Why Genealogists Cite Sources

Why Genealogists Cite Sources

Records & Documents · 6 min read

Why Genealogists Must Cite Every Source, Even When It Feels Like Overkill

You found a name. You found a date. You found a place. And you were so excited that you added it straight to your tree without writing down where it came from. Three months later, you cannot remember whether that birth date came from a census record, a family bible, or your second cousin’s email. It happens to everyone — and it is the single most damaging mistake in genealogy research.

The Moment It All Falls Apart

Here is what happens when you do not cite your sources. You build a tree. You spend months — maybe years — adding names and dates and places. The tree looks impressive. It grows into something you are genuinely proud of. And then one day you discover a conflict. Two records give two different birth years for the same person. One says 1847, the other says 1851. You know you have seen both dates before, but you cannot remember which record said which.

Without a citation, you cannot go back and evaluate the records. You cannot ask the questions that matter: was the 1847 date from a record created near the time of the event, or from a death certificate filled out sixty years later by a son-in-law who was guessing? Was the 1851 date from a census record where the enumerator estimated ages, or from a church baptismal register made the same week the child was born?
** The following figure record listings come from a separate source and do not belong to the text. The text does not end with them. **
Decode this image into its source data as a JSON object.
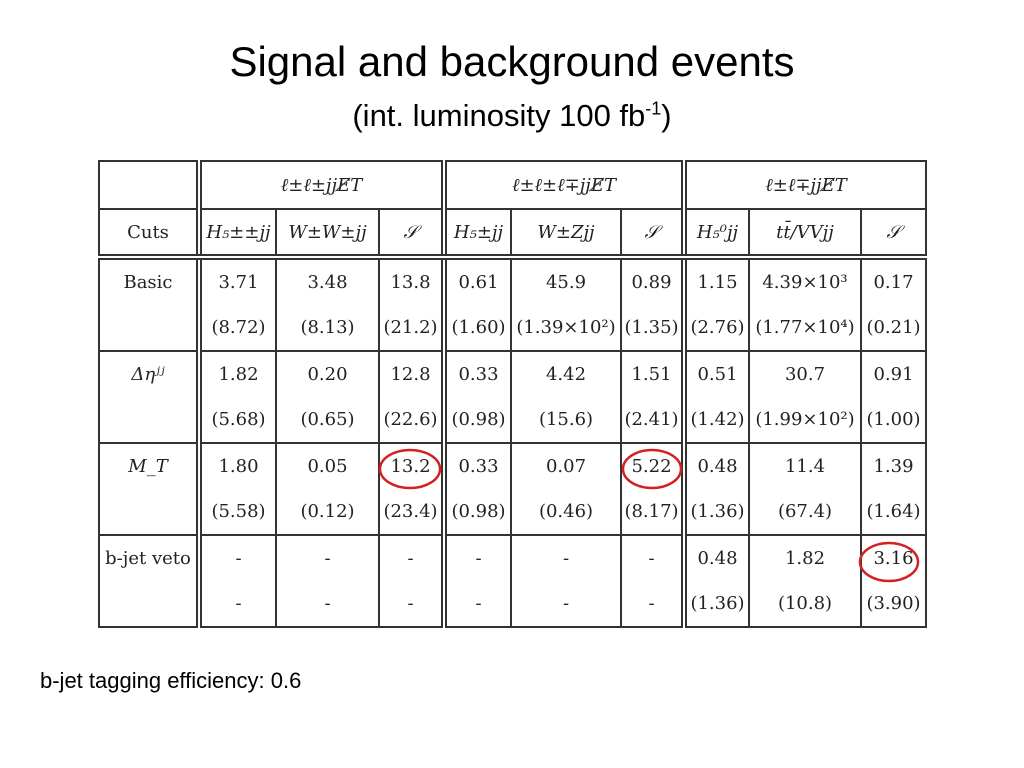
{
  "header": {
    "title": "Signal and background events",
    "subtitle": "(int. luminosity 100 fb",
    "subtitle_sup": "-1",
    "subtitle_end": ")"
  },
  "table": {
    "groups": [
      "ℓ±ℓ±jjE̸T",
      "ℓ±ℓ±ℓ∓jjE̸T",
      "ℓ±ℓ∓jjE̸T"
    ],
    "columns": [
      "Cuts",
      "H₅±±jj",
      "W±W±jj",
      "𝒮",
      "H₅±jj",
      "W±Zjj",
      "𝒮",
      "H₅⁰jj",
      "tt̄/VVjj",
      "𝒮"
    ],
    "rows": [
      {
        "cut": "Basic",
        "values": [
          "3.71",
          "3.48",
          "13.8",
          "0.61",
          "45.9",
          "0.89",
          "1.15",
          "4.39×10³",
          "0.17"
        ],
        "errors": [
          "(8.72)",
          "(8.13)",
          "(21.2)",
          "(1.60)",
          "(1.39×10²)",
          "(1.35)",
          "(2.76)",
          "(1.77×10⁴)",
          "(0.21)"
        ]
      },
      {
        "cut": "Δηʲʲ",
        "values": [
          "1.82",
          "0.20",
          "12.8",
          "0.33",
          "4.42",
          "1.51",
          "0.51",
          "30.7",
          "0.91"
        ],
        "errors": [
          "(5.68)",
          "(0.65)",
          "(22.6)",
          "(0.98)",
          "(15.6)",
          "(2.41)",
          "(1.42)",
          "(1.99×10²)",
          "(1.00)"
        ]
      },
      {
        "cut": "M_T",
        "values": [
          "1.80",
          "0.05",
          "13.2",
          "0.33",
          "0.07",
          "5.22",
          "0.48",
          "11.4",
          "1.39"
        ],
        "errors": [
          "(5.58)",
          "(0.12)",
          "(23.4)",
          "(0.98)",
          "(0.46)",
          "(8.17)",
          "(1.36)",
          "(67.4)",
          "(1.64)"
        ]
      },
      {
        "cut": "b-jet veto",
        "values": [
          "-",
          "-",
          "-",
          "-",
          "-",
          "-",
          "0.48",
          "1.82",
          "3.16"
        ],
        "errors": [
          "-",
          "-",
          "-",
          "-",
          "-",
          "-",
          "(1.36)",
          "(10.8)",
          "(3.90)"
        ]
      }
    ]
  },
  "footer": "b-jet tagging efficiency: 0.6"
}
The answers to those questions determine which date is more likely to be correct. But without citations, you will never know. You are left guessing — which is exactly what you were trying to stop doing when you started this research in the first place.

A Citation Is Not Busywork

Many people treat source citations like homework — something tedious that a teacher requires but nobody actually uses. In genealogy, this could not be more wrong. A citation is not a formality. It is a map back to the evidence. It tells you — and anyone who reads your research after you — exactly where to find the original record so they can see it with their own eyes and make their own judgment about what it says.
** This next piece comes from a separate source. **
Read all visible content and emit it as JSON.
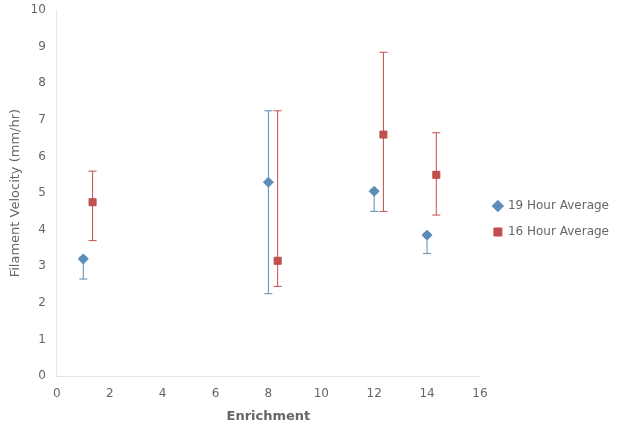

This matters because genealogy is not just about collecting names. It is about building a case. Every ancestor you identify, every relationship you establish, every date you accept as accurate is a conclusion based on evidence. If you cannot point to the evidence, the conclusion is worthless — no matter how confident you feel about it right now.
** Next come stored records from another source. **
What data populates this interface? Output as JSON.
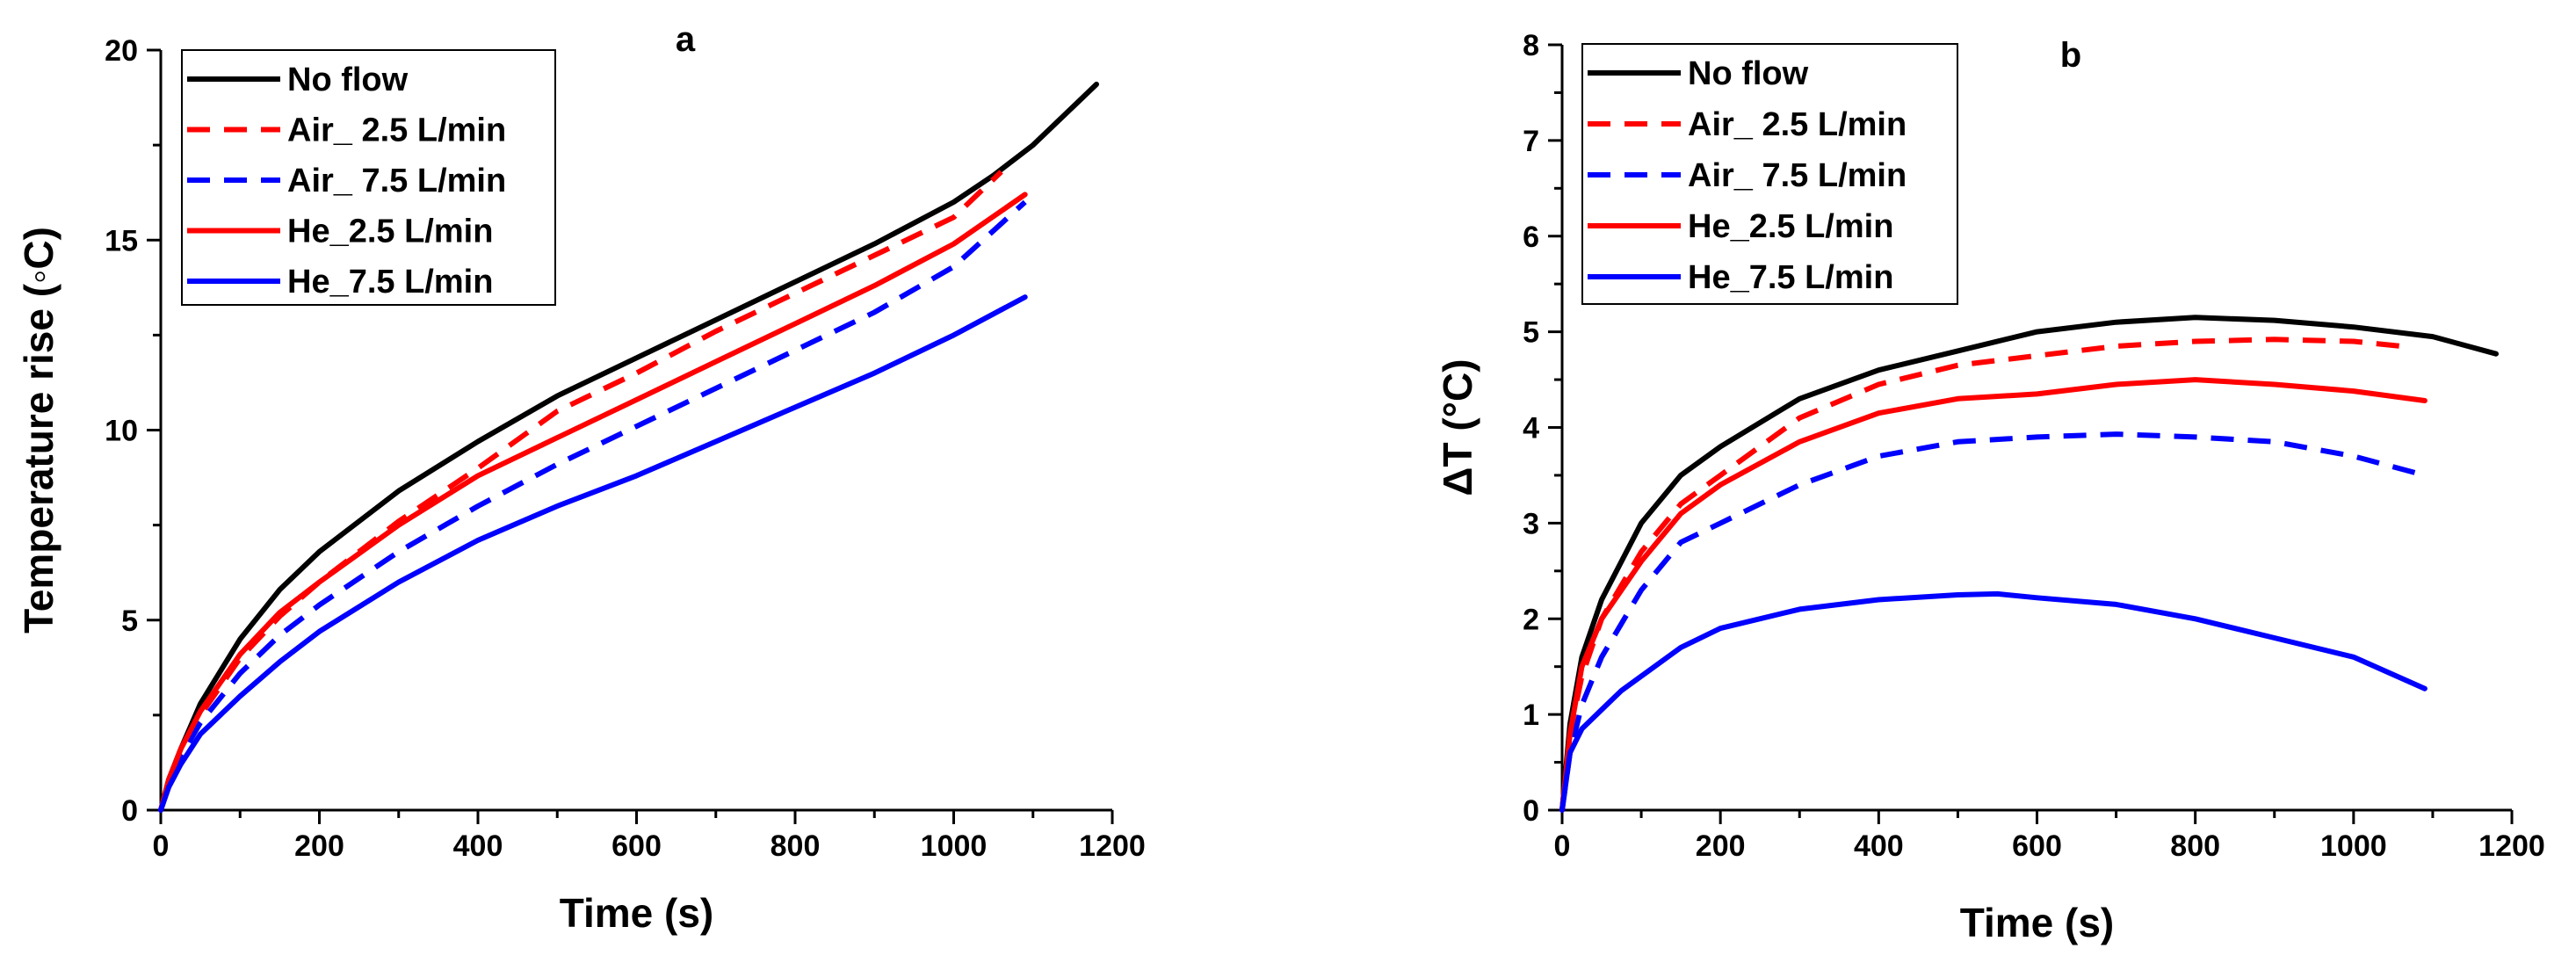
{
  "chart_data": [
    {
      "type": "line",
      "title": "a",
      "xlabel": "Time (s)",
      "ylabel": "Temperature rise (◦C)",
      "xlim": [
        0,
        1200
      ],
      "ylim": [
        0,
        20
      ],
      "xticks": [
        0,
        200,
        400,
        600,
        800,
        1000,
        1200
      ],
      "xtick_labels": [
        "0",
        "200",
        "400",
        "600",
        "800",
        "1000",
        "1200"
      ],
      "yticks": [
        0,
        5,
        10,
        15,
        20
      ],
      "ytick_labels": [
        "0",
        "5",
        "10",
        "15",
        "20"
      ],
      "grid": false,
      "legend_position": "top-left",
      "series": [
        {
          "name": "No flow",
          "color": "#000000",
          "dash": "solid",
          "x": [
            0,
            10,
            25,
            50,
            100,
            150,
            200,
            300,
            400,
            500,
            600,
            700,
            800,
            900,
            1000,
            1050,
            1100,
            1150,
            1180
          ],
          "y": [
            0,
            0.8,
            1.6,
            2.8,
            4.5,
            5.8,
            6.8,
            8.4,
            9.7,
            10.9,
            11.9,
            12.9,
            13.9,
            14.9,
            16.0,
            16.7,
            17.5,
            18.5,
            19.1
          ]
        },
        {
          "name": "Air_ 2.5 L/min",
          "color": "#ff0000",
          "dash": "dashed",
          "x": [
            0,
            10,
            25,
            50,
            100,
            150,
            200,
            300,
            400,
            500,
            600,
            700,
            800,
            900,
            1000,
            1060
          ],
          "y": [
            0,
            0.7,
            1.5,
            2.5,
            4.0,
            5.1,
            6.0,
            7.6,
            9.0,
            10.5,
            11.5,
            12.6,
            13.6,
            14.6,
            15.6,
            16.8
          ]
        },
        {
          "name": "Air_ 7.5 L/min",
          "color": "#0000ff",
          "dash": "dashed",
          "x": [
            0,
            10,
            25,
            50,
            100,
            150,
            200,
            300,
            400,
            500,
            600,
            700,
            800,
            900,
            1000,
            1090
          ],
          "y": [
            0,
            0.7,
            1.4,
            2.3,
            3.6,
            4.6,
            5.4,
            6.8,
            8.0,
            9.1,
            10.1,
            11.1,
            12.1,
            13.1,
            14.3,
            16.0
          ]
        },
        {
          "name": "He_2.5 L/min",
          "color": "#ff0000",
          "dash": "solid",
          "x": [
            0,
            10,
            25,
            50,
            100,
            150,
            200,
            300,
            400,
            500,
            600,
            700,
            800,
            900,
            1000,
            1090
          ],
          "y": [
            0,
            0.8,
            1.6,
            2.6,
            4.1,
            5.2,
            6.0,
            7.5,
            8.8,
            9.8,
            10.8,
            11.8,
            12.8,
            13.8,
            14.9,
            16.2
          ]
        },
        {
          "name": "He_7.5 L/min",
          "color": "#0000ff",
          "dash": "solid",
          "x": [
            0,
            10,
            25,
            50,
            100,
            150,
            200,
            300,
            400,
            500,
            600,
            700,
            800,
            900,
            1000,
            1090
          ],
          "y": [
            0,
            0.6,
            1.2,
            2.0,
            3.0,
            3.9,
            4.7,
            6.0,
            7.1,
            8.0,
            8.8,
            9.7,
            10.6,
            11.5,
            12.5,
            13.5
          ]
        }
      ]
    },
    {
      "type": "line",
      "title": "b",
      "xlabel": "Time (s)",
      "ylabel": "ΔT (°C)",
      "xlim": [
        0,
        1200
      ],
      "ylim": [
        0,
        8
      ],
      "xticks": [
        0,
        200,
        400,
        600,
        800,
        1000,
        1200
      ],
      "xtick_labels": [
        "0",
        "200",
        "400",
        "600",
        "800",
        "1000",
        "1200"
      ],
      "yticks": [
        0,
        1,
        2,
        3,
        4,
        5,
        6,
        7,
        8
      ],
      "ytick_labels": [
        "0",
        "1",
        "2",
        "3",
        "4",
        "5",
        "6",
        "7",
        "8"
      ],
      "grid": false,
      "legend_position": "top-left",
      "series": [
        {
          "name": "No flow",
          "color": "#000000",
          "dash": "solid",
          "x": [
            0,
            10,
            25,
            50,
            100,
            150,
            200,
            300,
            400,
            500,
            600,
            700,
            800,
            900,
            1000,
            1100,
            1180
          ],
          "y": [
            0,
            0.9,
            1.6,
            2.2,
            3.0,
            3.5,
            3.8,
            4.3,
            4.6,
            4.8,
            5.0,
            5.1,
            5.15,
            5.12,
            5.05,
            4.95,
            4.77
          ]
        },
        {
          "name": "Air_ 2.5 L/min",
          "color": "#ff0000",
          "dash": "dashed",
          "x": [
            0,
            10,
            25,
            50,
            100,
            150,
            200,
            300,
            400,
            500,
            600,
            700,
            800,
            900,
            1000,
            1060
          ],
          "y": [
            0,
            0.8,
            1.4,
            2.0,
            2.7,
            3.2,
            3.5,
            4.1,
            4.45,
            4.65,
            4.75,
            4.85,
            4.9,
            4.92,
            4.9,
            4.85
          ]
        },
        {
          "name": "Air_ 7.5 L/min",
          "color": "#0000ff",
          "dash": "dashed",
          "x": [
            0,
            10,
            25,
            50,
            100,
            150,
            200,
            300,
            400,
            500,
            600,
            700,
            800,
            900,
            1000,
            1090
          ],
          "y": [
            0,
            0.6,
            1.1,
            1.6,
            2.3,
            2.8,
            3.0,
            3.4,
            3.7,
            3.85,
            3.9,
            3.93,
            3.9,
            3.85,
            3.7,
            3.5
          ]
        },
        {
          "name": "He_2.5 L/min",
          "color": "#ff0000",
          "dash": "solid",
          "x": [
            0,
            10,
            25,
            50,
            100,
            150,
            200,
            300,
            400,
            500,
            600,
            700,
            800,
            900,
            1000,
            1090
          ],
          "y": [
            0,
            0.8,
            1.5,
            2.0,
            2.6,
            3.1,
            3.4,
            3.85,
            4.15,
            4.3,
            4.35,
            4.45,
            4.5,
            4.45,
            4.38,
            4.28
          ]
        },
        {
          "name": "He_7.5 L/min",
          "color": "#0000ff",
          "dash": "solid",
          "x": [
            0,
            10,
            25,
            50,
            75,
            100,
            150,
            200,
            300,
            400,
            500,
            550,
            600,
            700,
            800,
            900,
            1000,
            1090
          ],
          "y": [
            0,
            0.6,
            0.85,
            1.05,
            1.25,
            1.4,
            1.7,
            1.9,
            2.1,
            2.2,
            2.25,
            2.26,
            2.22,
            2.15,
            2.0,
            1.8,
            1.6,
            1.27
          ]
        }
      ]
    }
  ]
}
Think of it this way: a family tree without sources is a collection of opinions. A family tree with sources is a collection of evidence. One of those can be checked, corrected, and built upon by future researchers. The other cannot.

What Happens When You Share Uncited Research

The genealogy internet is full of trees that have been copied from other trees that were copied from other trees. Somewhere at the beginning of that chain, somebody probably looked at an actual record. But by the time the information reaches you, it has been copied so many times that nobody knows where it originally came from. Errors that were introduced at any point in the chain — a misread date, a confused generation, a wrong spouse — have been duplicated into hundreds of trees, where they look like confirmed facts simply because so many people have the same information.

This is not a small problem. It is the single biggest source of error in online genealogy today. And the only thing that breaks the chain is a citation. When you cite your sources, anyone who encounters your research can trace it back to the original record and verify it. When you do not, your research becomes part of the noise — another unchecked tree adding to the echo chamber.

You Do Not Need to Be Perfect

Here is the good news: citing your sources does not require you to memorise a complicated format or spend twenty minutes composing each citation by hand. What matters is that you record enough information for someone to find the same record again. The name of the person in the record. The type of record. Where you found it. The date on the record. The repository or website.

If you write down those five things every time you look at a record, you are doing better than most genealogists. A formal citation in Evidence Explained format is ideal — and generators exist that can format it for you — but an imperfect citation that gets you back to the record is infinitely better than no citation at all.

Start here
Every time you find a record, before you add anything to your tree, write down: (1) what the record is, (2) whose name is on it, (3) where you found it, (4) what date the record was created, and (5) the URL or repository. That is your citation. You can always format it properly later.

The Real Reason to Cite

The deepest reason to cite your sources is not about following rules or impressing other genealogists. It is about respecting the people you are researching. Every name in your tree was a real person who lived a real life. The records that survive them — a census line, a ship manifest entry, a death certificate — are the last traces of that life. When you cite the record, you are preserving the connection between the person and the evidence of their existence. When you do not, that connection is lost — maybe not today, but eventually, when your tree passes to someone who cannot ask you where the information came from.

Your future self will thank you. Your children will thank you. And the researchers who come after you — the ones who pick up where you left off and carry the work further back — will be able to do so because you left a trail they can follow.